Report: Health Plans in Midwest Will Struggle with Medical Loss Ratio

April 8, 2011

HealthLeaders-InterStudy, a provider of managed care market intelligence, reports that some health insurers in Illinois, Iowa, Kansas and Missouri will have trouble meeting the minimum medical loss ratio (MLR) requirements in federal health insurance reform legislation.

According to the recent Heartland Health Plan Analysis, as insurers in the Midwest adapt to new federal medical loss ratio standards implemented through healthcare reform, smaller insurers will have trouble remaining competitive.

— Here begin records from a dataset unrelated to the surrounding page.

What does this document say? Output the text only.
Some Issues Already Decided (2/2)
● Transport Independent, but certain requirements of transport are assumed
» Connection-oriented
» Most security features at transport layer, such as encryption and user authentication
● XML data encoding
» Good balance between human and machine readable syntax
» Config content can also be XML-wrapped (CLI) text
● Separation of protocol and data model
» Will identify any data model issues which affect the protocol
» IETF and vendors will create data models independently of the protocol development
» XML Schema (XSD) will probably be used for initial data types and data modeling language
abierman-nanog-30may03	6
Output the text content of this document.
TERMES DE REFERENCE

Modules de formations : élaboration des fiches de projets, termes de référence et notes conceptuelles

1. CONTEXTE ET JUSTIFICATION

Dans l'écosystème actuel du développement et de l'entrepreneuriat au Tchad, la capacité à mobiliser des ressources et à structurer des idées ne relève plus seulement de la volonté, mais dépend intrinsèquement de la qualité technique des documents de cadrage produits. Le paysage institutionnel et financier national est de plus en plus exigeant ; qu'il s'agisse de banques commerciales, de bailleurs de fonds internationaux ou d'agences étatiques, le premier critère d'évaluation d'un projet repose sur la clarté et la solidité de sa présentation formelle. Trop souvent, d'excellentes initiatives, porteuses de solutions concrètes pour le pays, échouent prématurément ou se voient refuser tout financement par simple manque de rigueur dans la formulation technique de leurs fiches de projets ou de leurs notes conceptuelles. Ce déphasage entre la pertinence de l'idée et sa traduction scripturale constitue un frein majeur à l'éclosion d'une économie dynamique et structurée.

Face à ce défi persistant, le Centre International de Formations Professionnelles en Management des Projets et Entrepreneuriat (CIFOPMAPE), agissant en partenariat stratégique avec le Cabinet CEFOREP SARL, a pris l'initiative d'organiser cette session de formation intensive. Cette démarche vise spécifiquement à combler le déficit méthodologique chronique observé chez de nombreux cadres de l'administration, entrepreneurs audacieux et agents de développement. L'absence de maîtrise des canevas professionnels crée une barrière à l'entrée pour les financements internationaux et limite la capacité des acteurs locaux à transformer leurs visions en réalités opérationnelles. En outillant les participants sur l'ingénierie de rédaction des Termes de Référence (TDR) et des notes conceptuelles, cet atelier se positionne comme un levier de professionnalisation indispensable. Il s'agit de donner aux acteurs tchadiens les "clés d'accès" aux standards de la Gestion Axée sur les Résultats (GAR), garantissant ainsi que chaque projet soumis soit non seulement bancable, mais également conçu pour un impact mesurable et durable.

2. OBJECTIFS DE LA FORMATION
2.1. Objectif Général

The report also finds that because medical and pharmacy expenses can be counted against a health plan’s MLR requirements, more plans will have an incentive to increase spending on clinical programs that focus on care management and improved health outcomes. With an increased focus on health outcomes, plans will favor maintenance drugs, particularly those for chronic diseases such as diabetes.

“Acquisitions and consolidations are going to become more common as smaller insurers decide they do not have the leverage, staff and resources to meet the requirements of federal healthcare reform,” said Joel Peyton, market analyst with HealthLeaders-InterStudy. “As plans struggle to remain competitive in this highly consolidated environment, they will focus on increased medical and pharmacy spending, which will have a favorable result for pharmaceutical companies. Higher MLR requirements will benefit prescription drug sales as more resources are directed to patient care.”